2016-07-27
February 22, 2002

BEIJING--President Bush on Friday admonished the Chinese government to show greater tolerance of religious worship and dissent, saying diversity and personal freedom would enhance China's attempts to play a broader role in the world.

In a speech broadcast live across China, Bush concluded his six-day, three-nation tour of Asia by trumpeting American values and cautioning the Chinese public that much of what they have learned about the United States, some of it from American movies and some from Chinese textbooks, was misleading.

Bush hailed the advent over the past decade of democratic-style elections for local political office and the increasing popularity of religion in a variety of forms across China.

"All of these changes will lead to a strong, more confident China, a China that can astonish and enrich the world, a China that your generation will help create," Bush told students at Tsinghua University.

"This is one of the most exciting times in the history of your country," Bush said, "a time when even the grandest hopes seem within your reach."

Bush was to depart China after meetings with President Jiang Zemin, which White House aides described as frank and encouraging.

But the discussions produced no tangible results on issues that have long divided the two countries, from human rights to trade to nuclear arms. The White House at first suggested that an agreement was close on China's export of missile technologies but hours later pronounced the deal dead.

In a joint news conference Thursday, Bush and Jiang announced that they would increase high-level contacts between their governments, including a visit by Jiang to the United States in October. They also announced a visit in the near future to the U.S. by Chinese Vice President Hu Jintao, who is Jiang's heir apparent.

"The United States shares some interests with China but we also have some disagreements," Bush said at a news conference with Jiang. "We believe that we can discuss our differences with mutual understanding and respect."

In Jiang's words, given their different stages of development, it was "natural" for the two sides to disagree on some issues. But as long as the two sides "act in a spirit of mutual respect while shelving differences, we will be able to gradually narrow our differences."

How that will happen is not clear, but both sides seemed insistent on delivering a message to put aside some of the worries that hovered over the relationship before Sept 11, including the fear that the United States and China were on a military collision course.

That concern was especially strong early in the Bush administration's tenure after the president suggested during his candidacy that China was a "strategic competitor," and it grew stronger in the wake of the American military surveillance plane incident.
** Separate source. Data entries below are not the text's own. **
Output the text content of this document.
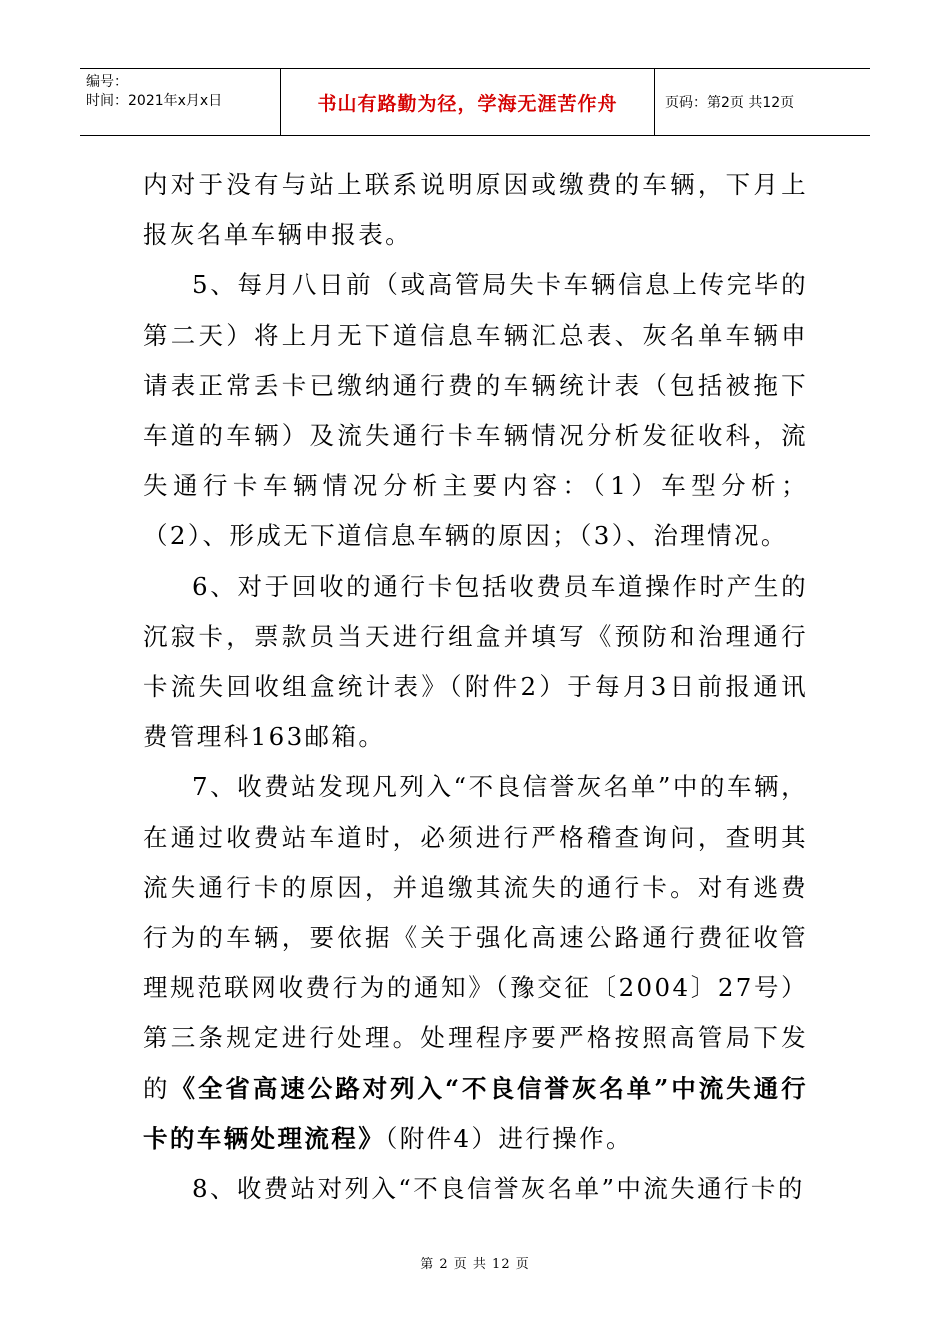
编号：
时间：2021年x月x日	书山有路勤为径，学海无涯苦作舟	页码：第2页 共12页

内对于没有与站上联系说明原因或缴费的车辆，下月上报灰名单车辆申报表。

5、每月八日前（或高管局失卡车辆信息上传完毕的第二天）将上月无下道信息车辆汇总表、灰名单车辆申请表正常丢卡已缴纳通行费的车辆统计表（包括被拖下车道的车辆）及流失通行卡车辆情况分析发征收科，流失通行卡车辆情况分析主要内容：（1）车型分析；（2）、形成无下道信息车辆的原因；（3）、治理情况。

6、对于回收的通行卡包括收费员车道操作时产生的沉寂卡，票款员当天进行组盒并填写《预防和治理通行卡流失回收组盒统计表》（附件2）于每月3日前报通讯费管理科163邮箱。

7、收费站发现凡列入“不良信誉灰名单”中的车辆，在通过收费站车道时，必须进行严格稽查询问，查明其流失通行卡的原因，并追缴其流失的通行卡。对有逃费行为的车辆，要依据《关于强化高速公路通行费征收管理规范联网收费行为的通知》（豫交征〔2004〕27号）第三条规定进行处理。处理程序要严格按照高管局下发的《全省高速公路对列入“不良信誉灰名单”中流失通行卡的车辆处理流程》（附件4）进行操作。

8、收费站对列入“不良信誉灰名单”中流失通行卡的

第 2 页 共 12 页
But the war on terrorism, which China has supported with the offer of intelligence assistance, has recalibrated the relationship, giving the two sides reason for optimism, or at least dialogue, as they acknowledge the depth of their differences over issues such as China's lack of religious freedom.

The reality is that those differences - over human rights, Taiwan, the American plans for a missile defense shield and, more broadly, the role of an emergent China in Asia - all remain. But they are offset in part by the strong trade and investment relationship between the two countries - including China's accession to the World Trade Organization - and now there is some political goodwill involved as well.

Bush and Jiang talked candidly about religious freedom, though there was no sign that China immediately planned to release Christians in detention, including about 50 Roman Catholic bishops.

As Jiang listened, Bush said, "China's future is for the Chinese people to decide. Yet no nation is exempt from the demands of human dignity. All the world's people, including the people of China, should be free to choose how they live, how they worship and how they work."

Jiang, answering a question about the subject from American reporters, said that China's constitution guarantees freedom of religion, and if Christians were in jail it was because they had violated laws, not because of their beliefs.

"Whatever religion people believe in, they have to abide by the law," Jiang said, using the communist government's logic that Christians who don't belong to the state-run church - a requirement for believers - can face arrest.

But in what was a rare public discussion for a Chinese leader, Jiang seemed to suggest that he has nothing against religion, saying that while he is an atheist, he still has an interest in religion.

"I've read the Bible. I've also read the Koran, as well as the scriptures of Buddhism," Jiang said. "I don't have religious faith. Yet this does not prevent me from having an interest in religion."